Associated British Foods Plc    cuts its profit outlook on Thursday due to weaker performances at its Primark retail chain and US foods operations, sending shares in the conglomerate more than 11% lower.
In the UK, Primark sales growth of 3% in the 16 weeks to January 3 included a like-for-like performance of around 1.7% "in a difficult clothing market, particularly over Christmas", the company said in a trading statement.

However, in Continental Europe sales slumped by 5.7% as consumer confidence remained weak while a "volatile" US market also led to lower footfall at its stores, leading to a 2.7% fall in overall like-for-like sales with sales growth in the first half of 2026 now forecast to be in the low single digits.

"We now expect group adjusted operating profit and adjusted EPS to be below last year," AB Foods said in a trading statement.

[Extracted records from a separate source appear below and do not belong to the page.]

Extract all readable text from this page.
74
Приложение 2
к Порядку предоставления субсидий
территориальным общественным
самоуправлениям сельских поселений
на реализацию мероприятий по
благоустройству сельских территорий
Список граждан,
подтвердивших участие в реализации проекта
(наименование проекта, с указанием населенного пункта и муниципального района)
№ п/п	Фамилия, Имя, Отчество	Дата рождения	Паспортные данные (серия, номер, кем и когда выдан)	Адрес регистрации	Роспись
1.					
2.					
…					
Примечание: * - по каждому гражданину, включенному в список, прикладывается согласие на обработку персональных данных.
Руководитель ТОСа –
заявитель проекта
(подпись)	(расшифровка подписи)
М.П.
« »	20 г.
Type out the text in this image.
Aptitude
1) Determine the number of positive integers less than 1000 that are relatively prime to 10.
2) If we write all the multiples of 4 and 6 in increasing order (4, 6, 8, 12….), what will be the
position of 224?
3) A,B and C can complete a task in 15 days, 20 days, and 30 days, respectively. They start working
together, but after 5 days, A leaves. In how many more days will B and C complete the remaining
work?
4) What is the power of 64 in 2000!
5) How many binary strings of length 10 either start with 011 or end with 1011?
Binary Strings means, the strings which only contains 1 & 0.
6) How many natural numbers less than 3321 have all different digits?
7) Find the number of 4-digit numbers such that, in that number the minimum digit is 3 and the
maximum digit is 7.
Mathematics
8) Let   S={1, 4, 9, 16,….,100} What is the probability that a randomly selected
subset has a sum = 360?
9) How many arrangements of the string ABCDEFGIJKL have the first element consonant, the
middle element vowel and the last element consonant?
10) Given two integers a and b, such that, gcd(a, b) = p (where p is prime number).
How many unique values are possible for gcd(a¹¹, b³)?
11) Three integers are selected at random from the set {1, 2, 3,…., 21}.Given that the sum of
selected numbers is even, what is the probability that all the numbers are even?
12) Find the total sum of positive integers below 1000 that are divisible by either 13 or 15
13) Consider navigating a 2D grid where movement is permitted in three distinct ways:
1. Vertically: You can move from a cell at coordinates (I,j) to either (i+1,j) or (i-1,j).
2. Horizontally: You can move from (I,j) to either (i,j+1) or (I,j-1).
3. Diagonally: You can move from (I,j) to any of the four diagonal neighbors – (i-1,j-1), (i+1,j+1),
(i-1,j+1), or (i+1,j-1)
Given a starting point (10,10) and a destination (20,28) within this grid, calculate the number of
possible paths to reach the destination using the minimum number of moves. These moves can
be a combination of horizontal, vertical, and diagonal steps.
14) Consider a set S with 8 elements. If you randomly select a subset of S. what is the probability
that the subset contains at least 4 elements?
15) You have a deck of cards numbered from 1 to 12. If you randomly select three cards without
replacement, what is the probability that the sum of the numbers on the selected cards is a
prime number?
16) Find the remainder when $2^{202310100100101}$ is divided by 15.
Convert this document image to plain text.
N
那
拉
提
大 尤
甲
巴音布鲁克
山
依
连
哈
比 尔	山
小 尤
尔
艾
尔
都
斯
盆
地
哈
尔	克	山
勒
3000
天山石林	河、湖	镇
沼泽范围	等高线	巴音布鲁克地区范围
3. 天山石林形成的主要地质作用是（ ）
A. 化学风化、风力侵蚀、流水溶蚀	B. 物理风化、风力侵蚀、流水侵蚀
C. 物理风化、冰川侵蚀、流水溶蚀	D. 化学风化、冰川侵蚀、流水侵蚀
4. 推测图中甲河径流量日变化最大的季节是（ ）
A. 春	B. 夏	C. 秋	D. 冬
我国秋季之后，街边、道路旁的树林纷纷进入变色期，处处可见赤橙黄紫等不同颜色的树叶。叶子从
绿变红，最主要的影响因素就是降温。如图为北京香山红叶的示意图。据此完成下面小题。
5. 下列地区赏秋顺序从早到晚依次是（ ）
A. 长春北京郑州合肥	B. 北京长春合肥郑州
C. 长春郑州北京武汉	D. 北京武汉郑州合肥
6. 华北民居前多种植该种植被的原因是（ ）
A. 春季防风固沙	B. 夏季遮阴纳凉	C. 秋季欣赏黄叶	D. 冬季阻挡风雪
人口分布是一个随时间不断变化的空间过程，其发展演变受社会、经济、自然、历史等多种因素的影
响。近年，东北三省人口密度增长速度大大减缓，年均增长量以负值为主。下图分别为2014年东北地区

"In a difficult trading environment, we significantly increased markdowns to manage inventory levels effectively, which impacted profitability."

"We have a broad range of initiatives in place and planned for the coming months, which we expect to drive improved sales and profitability, particularly in Europe," the company said, but flagged that adjusted full-year operating profit margin would be around 10%, if current sales trends persisted.

The tougher US market also hit AB Food's US cooking oils and bakery ingredients operations, leading to a forecast of moderately lower adjusted operating profit at its grocery and ingredients divisions.

"The impact has been more acute than anticipated and we are more cautious on the outlook," AB Foods added.

Sugar and agriculture divisional guidance remained in line, leaving overall group revenue broadly flat and underscoring a more cautious outlook despite management's confidence in the group's longer-term prospects.